I think we need a stricter regulatory mechanism for proving the safety of products that can pose a substantial risk to health or the environment, akin to that of the FDA.

Right now, it seems like you can put something relatively unproven on the market, and by the time we realize it’s unsafe, everyone has become dependent on it.

In response, companies cook up an analog that does the same thing, and the market switches to that.

Eventually, we discover that the analog suffers from very similar issues, and the entire process starts over again.

zizee|2 years ago

The bans should (and could) extend to classes of compounds, instead of just some exact compound. They manage to do it with psychedelics, that they haven't with these problematic compounds is probably because industry has a larger sway on legislators than drug enthusiasts.

berjin|2 years ago

Yes.

I recommend watching The Poison Squad documentary which digs into the reasons the FDA was formed in the first place. The meat packing industry used to sell a lot of spoiled food containing chemicals unsafe for human health.

https://www.youtube.com/watch?v=OuukM9OY-is

cushpush|2 years ago

Strong arguments, ideally legislation would ensure plastics break down and if not, some sort of breakdown cost incorporated into the goods. But that stifles industry and innovation. Maybe we can have incentives for packaging that breaks down, I believe the technology exists at this point in time.

zizee|2 years ago

> But that stifles industry and innovation

Subsidies are what stifles innovation.

I _think_ you are not being sarcastic, but apologies if I am misunderstanding. Allowing industry to externalize costs does not promote innovation. It does the opposite, as offloading those costs to others is effectively subsidizing the behaviour.

berjin|2 years ago

Incentives are good but you still have to watch out for greenwashing lies. If you take a look at carbon credits for instance there is an incentive to plant trees but what happens in reality is quite different; the industry is full of frauds such as not planting out forests that are on someones books. Sure you can use cardboard for a a lot of things but liquids and pressurized goods like soda are difficult. I don't think there is a way to have a biodegradable coke bottle. We need go to standard sizes of glass or s/s packaging. It will require infrastructure and it will cost some money which of course the companies won't like.

mdp2021|2 years ago

> break down

If there exists a use of "«break down»" intended to mean "biodegrade", the term remains too close to "crumble".

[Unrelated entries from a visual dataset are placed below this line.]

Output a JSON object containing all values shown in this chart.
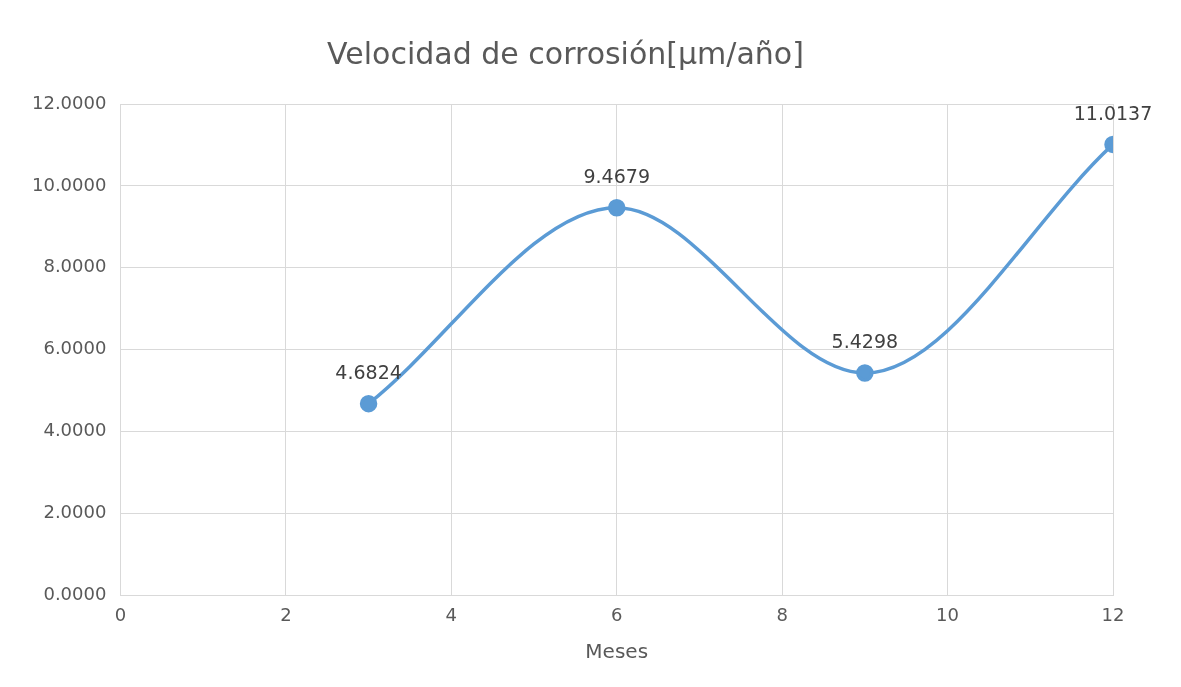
{
  "chart_data": {
    "type": "line",
    "title": "Velocidad de corrosión[µm/año]",
    "xlabel": "Meses",
    "x": [
      3,
      6,
      9,
      12
    ],
    "series": [
      {
        "color": "#5b9bd5",
        "values": [
          4.6824,
          9.4679,
          5.4298,
          11.0137
        ]
      }
    ],
    "xlim": [
      0,
      12
    ],
    "xticks": [
      0,
      2,
      4,
      6,
      8,
      10,
      12
    ],
    "ylim": [
      0,
      12
    ],
    "yticks": [
      {
        "value": 0,
        "label": "0.0000"
      },
      {
        "value": 2,
        "label": "2.0000"
      },
      {
        "value": 4,
        "label": "4.0000"
      },
      {
        "value": 6,
        "label": "6.0000"
      },
      {
        "value": 8,
        "label": "8.0000"
      },
      {
        "value": 10,
        "label": "10.0000"
      },
      {
        "value": 12,
        "label": "12.0000"
      }
    ],
    "grid": true,
    "marker": "circle",
    "line_style": "solid",
    "data_labels": true,
    "legend": false
  }
}
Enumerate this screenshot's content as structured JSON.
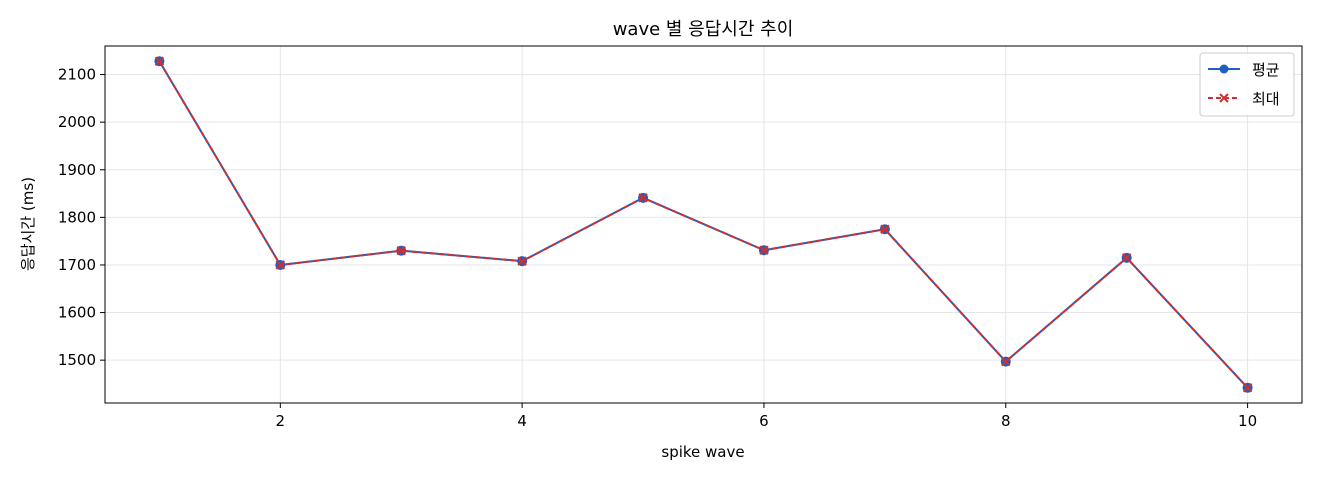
{
  "chart_data": {
    "type": "line",
    "title": "wave 별 응답시간 추이",
    "xlabel": "spike wave",
    "ylabel": "응답시간 (ms)",
    "x": [
      1,
      2,
      3,
      4,
      5,
      6,
      7,
      8,
      9,
      10
    ],
    "xlim": [
      0.55,
      10.45
    ],
    "ylim": [
      1410,
      2160
    ],
    "xticks": [
      2,
      4,
      6,
      8,
      10
    ],
    "yticks": [
      1500,
      1600,
      1700,
      1800,
      1900,
      2000,
      2100
    ],
    "grid": true,
    "legend_position": "top-right",
    "series": [
      {
        "name": "평균",
        "color": "#1f5fbf",
        "style": "solid",
        "marker": "circle",
        "values": [
          2128,
          1700,
          1730,
          1708,
          1841,
          1731,
          1775,
          1497,
          1715,
          1442
        ]
      },
      {
        "name": "최대",
        "color": "#d03030",
        "style": "dashed",
        "marker": "x",
        "values": [
          2128,
          1700,
          1730,
          1708,
          1841,
          1731,
          1775,
          1497,
          1715,
          1442
        ]
      }
    ]
  }
}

You would not eat a bottle, but having tiny chunks of plastic around makes "you eat 5 grams of plastic - one credit card - per <period>" fully credible (i.e. you want it to stay big to stay out of the body - you want materials not to shed themselves around). Crumbling plastic just creates microplastic. Which is relevant, because some actors seem to have confused the goals - transforming vs pulverizing.

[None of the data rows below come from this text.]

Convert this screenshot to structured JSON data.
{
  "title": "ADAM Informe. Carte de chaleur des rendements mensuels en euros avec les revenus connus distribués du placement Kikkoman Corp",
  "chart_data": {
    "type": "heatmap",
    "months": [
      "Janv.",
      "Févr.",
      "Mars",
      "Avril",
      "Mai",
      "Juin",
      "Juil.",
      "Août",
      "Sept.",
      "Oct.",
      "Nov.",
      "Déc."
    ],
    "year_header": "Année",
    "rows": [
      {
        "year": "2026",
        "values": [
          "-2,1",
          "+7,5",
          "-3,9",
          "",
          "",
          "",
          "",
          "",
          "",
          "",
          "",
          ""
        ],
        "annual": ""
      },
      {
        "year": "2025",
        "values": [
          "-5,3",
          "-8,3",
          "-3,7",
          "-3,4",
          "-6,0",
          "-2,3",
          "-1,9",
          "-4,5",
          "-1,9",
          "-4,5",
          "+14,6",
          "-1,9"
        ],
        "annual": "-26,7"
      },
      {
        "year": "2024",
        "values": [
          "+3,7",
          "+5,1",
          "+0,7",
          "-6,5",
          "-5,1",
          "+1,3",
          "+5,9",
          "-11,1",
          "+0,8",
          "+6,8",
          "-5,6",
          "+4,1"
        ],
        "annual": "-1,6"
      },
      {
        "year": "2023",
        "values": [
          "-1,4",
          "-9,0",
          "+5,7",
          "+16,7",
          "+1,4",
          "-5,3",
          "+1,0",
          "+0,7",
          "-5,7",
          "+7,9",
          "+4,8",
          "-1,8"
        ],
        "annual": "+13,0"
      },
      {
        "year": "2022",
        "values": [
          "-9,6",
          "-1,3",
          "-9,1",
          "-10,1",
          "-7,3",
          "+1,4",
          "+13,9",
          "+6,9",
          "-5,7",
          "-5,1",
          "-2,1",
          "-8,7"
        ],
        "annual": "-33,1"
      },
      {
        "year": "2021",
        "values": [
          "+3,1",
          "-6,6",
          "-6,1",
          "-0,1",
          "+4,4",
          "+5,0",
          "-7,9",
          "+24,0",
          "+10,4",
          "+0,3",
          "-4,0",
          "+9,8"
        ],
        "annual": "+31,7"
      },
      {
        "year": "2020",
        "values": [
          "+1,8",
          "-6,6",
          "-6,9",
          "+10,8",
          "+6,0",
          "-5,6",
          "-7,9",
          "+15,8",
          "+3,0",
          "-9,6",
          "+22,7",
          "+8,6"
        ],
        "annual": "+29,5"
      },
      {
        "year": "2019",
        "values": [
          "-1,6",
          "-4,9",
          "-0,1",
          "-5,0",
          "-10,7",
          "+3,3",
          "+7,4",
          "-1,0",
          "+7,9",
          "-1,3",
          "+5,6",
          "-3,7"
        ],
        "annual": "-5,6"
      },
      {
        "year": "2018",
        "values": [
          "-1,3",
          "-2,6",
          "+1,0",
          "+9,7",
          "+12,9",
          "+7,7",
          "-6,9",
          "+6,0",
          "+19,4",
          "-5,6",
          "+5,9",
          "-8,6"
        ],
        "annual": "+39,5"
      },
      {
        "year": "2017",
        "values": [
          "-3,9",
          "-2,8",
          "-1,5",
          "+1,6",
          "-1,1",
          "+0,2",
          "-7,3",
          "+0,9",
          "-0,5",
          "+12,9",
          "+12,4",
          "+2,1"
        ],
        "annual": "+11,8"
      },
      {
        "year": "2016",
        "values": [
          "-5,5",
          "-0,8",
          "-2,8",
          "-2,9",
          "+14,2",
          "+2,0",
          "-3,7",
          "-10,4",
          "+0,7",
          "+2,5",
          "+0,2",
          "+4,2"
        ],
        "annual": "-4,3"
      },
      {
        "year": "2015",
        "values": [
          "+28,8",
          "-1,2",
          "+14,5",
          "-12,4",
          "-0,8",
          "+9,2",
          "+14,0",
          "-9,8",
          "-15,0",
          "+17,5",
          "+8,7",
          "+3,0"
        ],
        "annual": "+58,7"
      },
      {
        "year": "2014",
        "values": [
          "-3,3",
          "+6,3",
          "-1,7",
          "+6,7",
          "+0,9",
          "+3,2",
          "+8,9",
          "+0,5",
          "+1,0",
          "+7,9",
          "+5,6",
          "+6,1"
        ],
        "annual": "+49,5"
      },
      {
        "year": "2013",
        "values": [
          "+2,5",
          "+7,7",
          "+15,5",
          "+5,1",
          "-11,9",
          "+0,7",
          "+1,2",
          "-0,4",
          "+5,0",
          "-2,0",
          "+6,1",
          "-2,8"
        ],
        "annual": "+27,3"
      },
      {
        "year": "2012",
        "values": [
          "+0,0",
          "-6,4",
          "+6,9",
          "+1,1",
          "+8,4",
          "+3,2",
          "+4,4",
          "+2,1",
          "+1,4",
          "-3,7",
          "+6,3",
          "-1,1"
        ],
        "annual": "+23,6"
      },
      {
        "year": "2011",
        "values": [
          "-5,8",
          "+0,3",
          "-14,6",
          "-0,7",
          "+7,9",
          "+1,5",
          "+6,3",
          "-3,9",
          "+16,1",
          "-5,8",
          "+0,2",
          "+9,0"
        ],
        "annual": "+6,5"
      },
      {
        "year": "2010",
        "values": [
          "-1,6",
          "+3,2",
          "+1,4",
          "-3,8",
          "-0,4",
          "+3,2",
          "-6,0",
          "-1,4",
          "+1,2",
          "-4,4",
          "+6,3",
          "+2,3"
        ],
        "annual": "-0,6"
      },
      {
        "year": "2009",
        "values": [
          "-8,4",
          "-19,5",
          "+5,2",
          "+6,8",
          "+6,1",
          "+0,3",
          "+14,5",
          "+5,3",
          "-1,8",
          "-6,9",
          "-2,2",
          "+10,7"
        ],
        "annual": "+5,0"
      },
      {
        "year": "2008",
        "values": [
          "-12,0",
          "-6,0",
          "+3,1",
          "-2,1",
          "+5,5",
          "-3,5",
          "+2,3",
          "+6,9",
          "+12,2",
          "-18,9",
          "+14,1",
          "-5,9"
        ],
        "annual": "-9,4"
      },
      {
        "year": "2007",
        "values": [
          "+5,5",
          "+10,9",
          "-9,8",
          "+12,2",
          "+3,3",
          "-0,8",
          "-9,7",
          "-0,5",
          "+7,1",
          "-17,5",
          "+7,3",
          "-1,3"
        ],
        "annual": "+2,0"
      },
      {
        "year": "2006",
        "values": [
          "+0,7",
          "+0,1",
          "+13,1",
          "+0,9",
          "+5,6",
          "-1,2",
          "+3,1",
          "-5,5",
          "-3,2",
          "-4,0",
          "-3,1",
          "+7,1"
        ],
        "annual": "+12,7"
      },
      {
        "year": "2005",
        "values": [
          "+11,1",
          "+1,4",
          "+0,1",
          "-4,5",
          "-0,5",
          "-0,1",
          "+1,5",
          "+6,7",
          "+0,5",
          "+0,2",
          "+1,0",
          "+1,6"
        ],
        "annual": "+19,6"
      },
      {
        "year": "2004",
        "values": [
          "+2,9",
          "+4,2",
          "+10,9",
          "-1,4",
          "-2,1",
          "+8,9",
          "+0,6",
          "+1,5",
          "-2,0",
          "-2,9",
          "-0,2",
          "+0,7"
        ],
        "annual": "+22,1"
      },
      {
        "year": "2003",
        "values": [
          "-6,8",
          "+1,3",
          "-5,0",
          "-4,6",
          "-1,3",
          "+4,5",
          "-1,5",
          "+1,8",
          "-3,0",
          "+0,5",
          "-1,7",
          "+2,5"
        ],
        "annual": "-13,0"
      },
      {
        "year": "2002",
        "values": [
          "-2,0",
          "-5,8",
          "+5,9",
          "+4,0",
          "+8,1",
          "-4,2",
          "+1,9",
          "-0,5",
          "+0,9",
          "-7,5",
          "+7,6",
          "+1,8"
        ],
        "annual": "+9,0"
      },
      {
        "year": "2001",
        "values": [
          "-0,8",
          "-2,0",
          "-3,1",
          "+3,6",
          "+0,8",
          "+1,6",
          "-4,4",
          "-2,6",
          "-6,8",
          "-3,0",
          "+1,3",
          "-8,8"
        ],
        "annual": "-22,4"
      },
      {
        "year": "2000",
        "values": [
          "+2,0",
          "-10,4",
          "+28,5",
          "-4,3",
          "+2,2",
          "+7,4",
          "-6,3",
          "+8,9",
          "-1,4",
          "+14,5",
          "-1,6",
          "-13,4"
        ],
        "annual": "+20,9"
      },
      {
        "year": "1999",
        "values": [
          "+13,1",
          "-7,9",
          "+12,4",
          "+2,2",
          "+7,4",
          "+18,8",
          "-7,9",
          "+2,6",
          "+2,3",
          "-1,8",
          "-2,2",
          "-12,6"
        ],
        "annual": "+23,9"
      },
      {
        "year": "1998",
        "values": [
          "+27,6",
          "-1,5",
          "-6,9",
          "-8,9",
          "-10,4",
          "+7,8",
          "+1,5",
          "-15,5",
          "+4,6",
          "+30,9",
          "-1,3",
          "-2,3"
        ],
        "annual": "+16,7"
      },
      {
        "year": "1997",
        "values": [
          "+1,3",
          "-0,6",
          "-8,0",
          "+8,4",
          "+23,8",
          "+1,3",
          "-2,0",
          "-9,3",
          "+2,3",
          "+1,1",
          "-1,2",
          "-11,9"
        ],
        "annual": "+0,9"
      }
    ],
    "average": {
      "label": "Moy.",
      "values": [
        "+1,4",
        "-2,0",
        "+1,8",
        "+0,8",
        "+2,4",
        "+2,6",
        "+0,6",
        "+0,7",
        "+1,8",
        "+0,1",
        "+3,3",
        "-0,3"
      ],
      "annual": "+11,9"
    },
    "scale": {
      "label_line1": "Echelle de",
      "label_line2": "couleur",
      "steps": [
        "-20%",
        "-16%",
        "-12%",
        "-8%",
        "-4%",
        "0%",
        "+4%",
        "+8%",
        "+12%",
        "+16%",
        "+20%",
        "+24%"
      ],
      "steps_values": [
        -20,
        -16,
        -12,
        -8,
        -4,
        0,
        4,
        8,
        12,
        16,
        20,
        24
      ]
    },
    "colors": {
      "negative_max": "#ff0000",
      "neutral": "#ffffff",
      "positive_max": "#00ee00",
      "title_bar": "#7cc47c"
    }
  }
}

(See e.g. https://theconversation.com/were-all-ingesting-microplastics... ; https://theconversation.com/youre-eating-microplastics-in-wa... )

psychomugs|2 years ago

This generation's recycling logo seems to be eco-friendly materials.

newaccount74|2 years ago

We bought some eco "bamboo" plates for our toddler because he keeps breaking ceramic plates. But they just mix some bamboo fibres into the plastic. It does feel a bit nicer to touch than normal plastic, but I'm not sure how it is more eco-friendly. It's still plastic that's going to end up in a dump.

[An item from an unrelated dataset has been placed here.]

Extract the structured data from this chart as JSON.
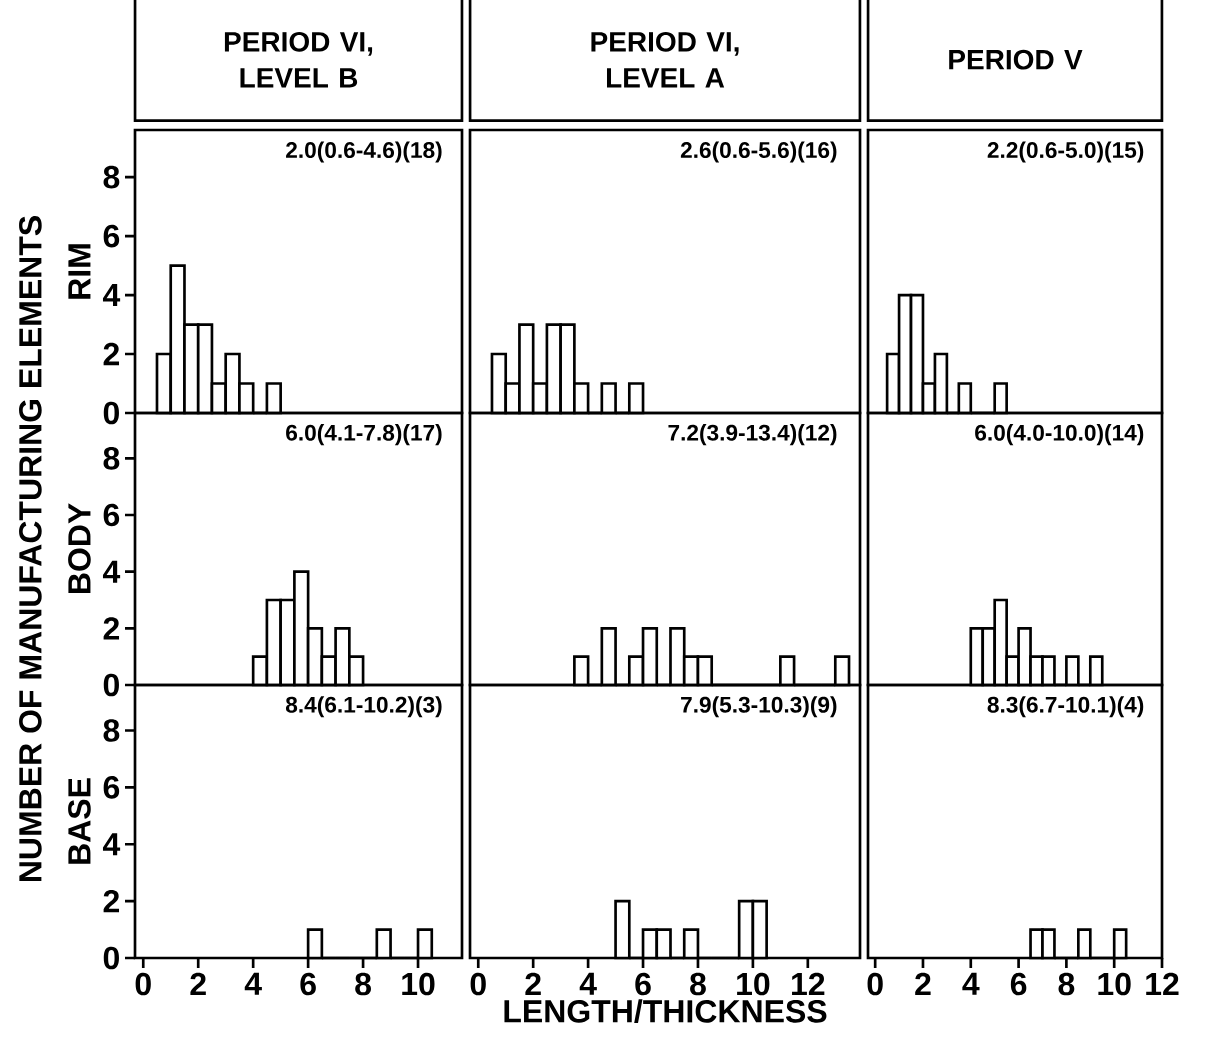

(That being said, I don't worry too much about the material of something that gets years of use)

DrBazza|2 years ago

Logos. Plural. At least in the UK.

Having just looked at boxes in my kitchen I counted 5 different logos that look the same at first glance, except they're not. 3 arrows with a number in the middle, one circular arrow, 3 arrows with no number, and they're the ones I remember.

ImaCake|2 years ago

It's a hard one because cardboard containers and wooden utensils are objectively better. But clearly also serve the interests of reducing political will for legislation against plastics.